Der Aufstieg funktioniert über drei Hauptwege. Erstens über klassische Weiterbildungsprüfungen wie den Geprüften Informatikkaufmann oder den Technischen Fachwirt. Zweitens über ein anschließendes Studium, wobei viele Hochschulen Ausbildungsabsolventen verkürzte Studiengänge anbieten. Drittens über die bereits erwähnte Zertifizierungsschiene, die in der Cloud- und DevOps-Welt besonders schnell skaliert.

Wie Ausbildungsbetriebe und Schulen zusammenarbeiten

Das duale System teilt die Ausbildung zwischen Betrieb und Berufsschule auf. Berufsschulen orientieren sich an den Rahmenlehrplänen der Kultusministerkonferenz, die für jeden Beruf definieren, welche Lernfelder in welchem Schuljahr behandelt werden. Für FIAE sind das unter anderem Lernfelder wie “Softwareprojekte durchführen”, “Datenbanken entwickeln” und “IT-Sicherheit gewährleisten”. Die betriebliche Seite füllt diese Theorie mit konkreten Projekten.

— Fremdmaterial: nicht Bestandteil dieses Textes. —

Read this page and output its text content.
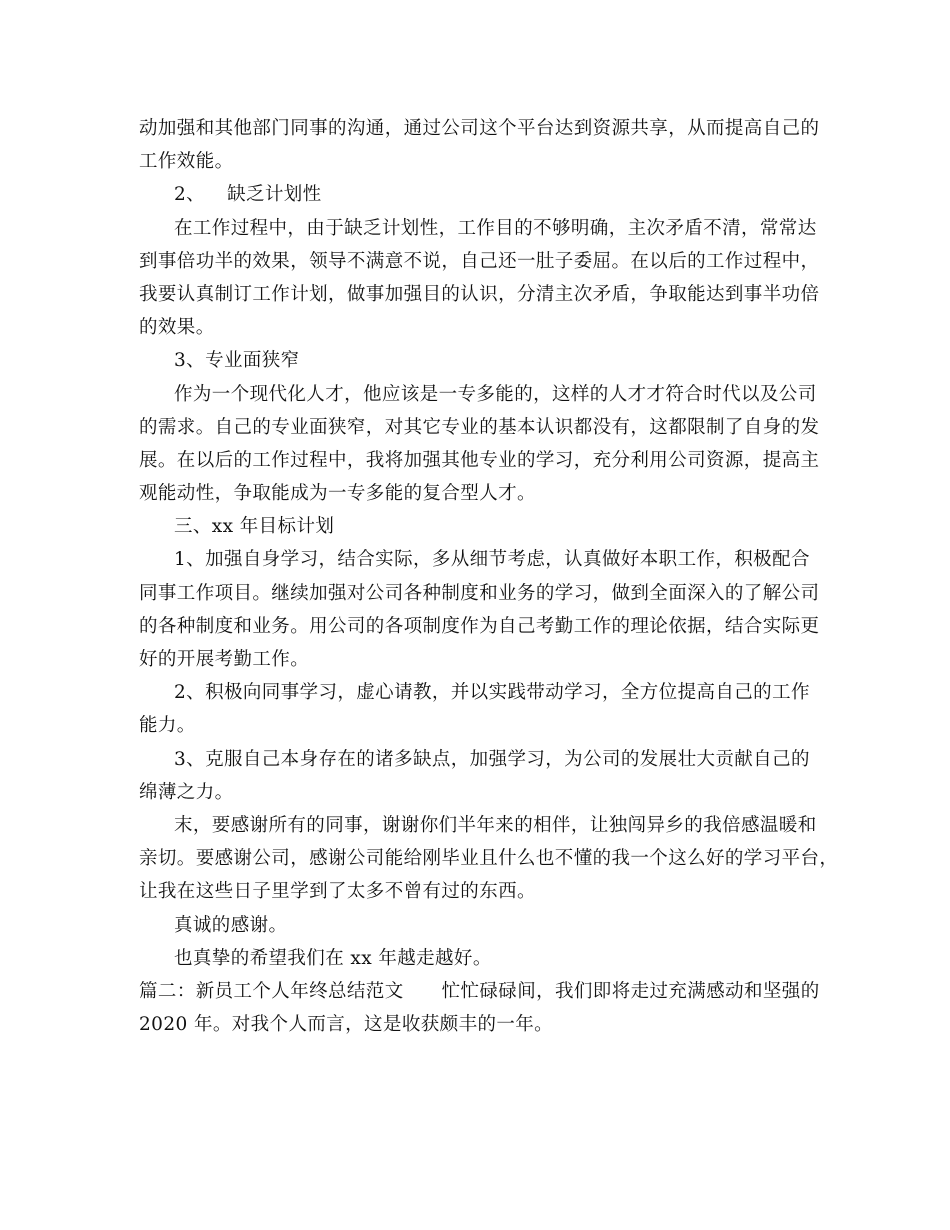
动加强和其他部门同事的沟通，通过公司这个平台达到资源共享，从而提高自己的
工作效能。
2、 缺乏计划性
在工作过程中，由于缺乏计划性，工作目的不够明确，主次矛盾不清，常常达
到事倍功半的效果，领导不满意不说，自己还一肚子委屈。在以后的工作过程中，
我要认真制订工作计划，做事加强目的认识，分清主次矛盾，争取能达到事半功倍
的效果。
3、专业面狭窄
作为一个现代化人才，他应该是一专多能的，这样的人才才符合时代以及公司
的需求。自己的专业面狭窄，对其它专业的基本认识都没有，这都限制了自身的发
展。在以后的工作过程中，我将加强其他专业的学习，充分利用公司资源，提高主
观能动性，争取能成为一专多能的复合型人才。
三、xx 年目标计划
1、加强自身学习，结合实际，多从细节考虑，认真做好本职工作，积极配合
同事工作项目。继续加强对公司各种制度和业务的学习，做到全面深入的了解公司
的各种制度和业务。用公司的各项制度作为自己考勤工作的理论依据，结合实际更
好的开展考勤工作。
2、积极向同事学习，虚心请教，并以实践带动学习，全方位提高自己的工作
能力。
3、克服自己本身存在的诸多缺点，加强学习，为公司的发展壮大贡献自己的
绵薄之力。
末，要感谢所有的同事，谢谢你们半年来的相伴，让独闯异乡的我倍感温暖和
亲切。要感谢公司，感谢公司能给刚毕业且什么也不懂的我一个这么好的学习平台，
让我在这些日子里学到了太多不曾有过的东西。
真诚的感谢。
也真挚的希望我们在 xx 年越走越好。
篇二：新员工个人年终总结范文 忙忙碌碌间，我们即将走过充满感动和坚强的
2020 年。对我个人而言，这是收获颇丰的一年。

Nicht alle Betriebe bieten alle Vertiefungsrichtungen an. Wer bei einem kleinen Systemhaus ausbildet, lernt möglicherweise breiter, aber weniger tief. Wer in einem Konzern ausbildet, arbeitet früh an größeren Systemen, hat aber oft eingeschränkten Einblick in den Gesamtbetrieb. Beide Varianten haben ihre Berechtigung.

Welcher IT-Beruf passt zu welchem Profil?

Eine einfache Faustregel: Wer lieber baut als verwaltet, wählt FIAE. Wer lieber Systeme betreibt und Nutzer unterstützt, wählt FISI. Wer beides mit kaufmännischem Denken verbinden will, wählt einen der beiden kaufmännischen Berufe. Der IT-System-Elektroniker eignet sich für alle, die hardware-nah arbeiten und kein Problem damit haben, auch mal im Serverraum Kabel zu verlegen.

Entscheidend ist letztlich weniger die formale Wahl des Berufs als die Qualität des Ausbildungsbetriebs und die Bereitschaft, nach dem Abschluss weiterzulernen. Wer beides mitbringt, findet im IT-Sektor auch 2025 sehr gute Startbedingungen.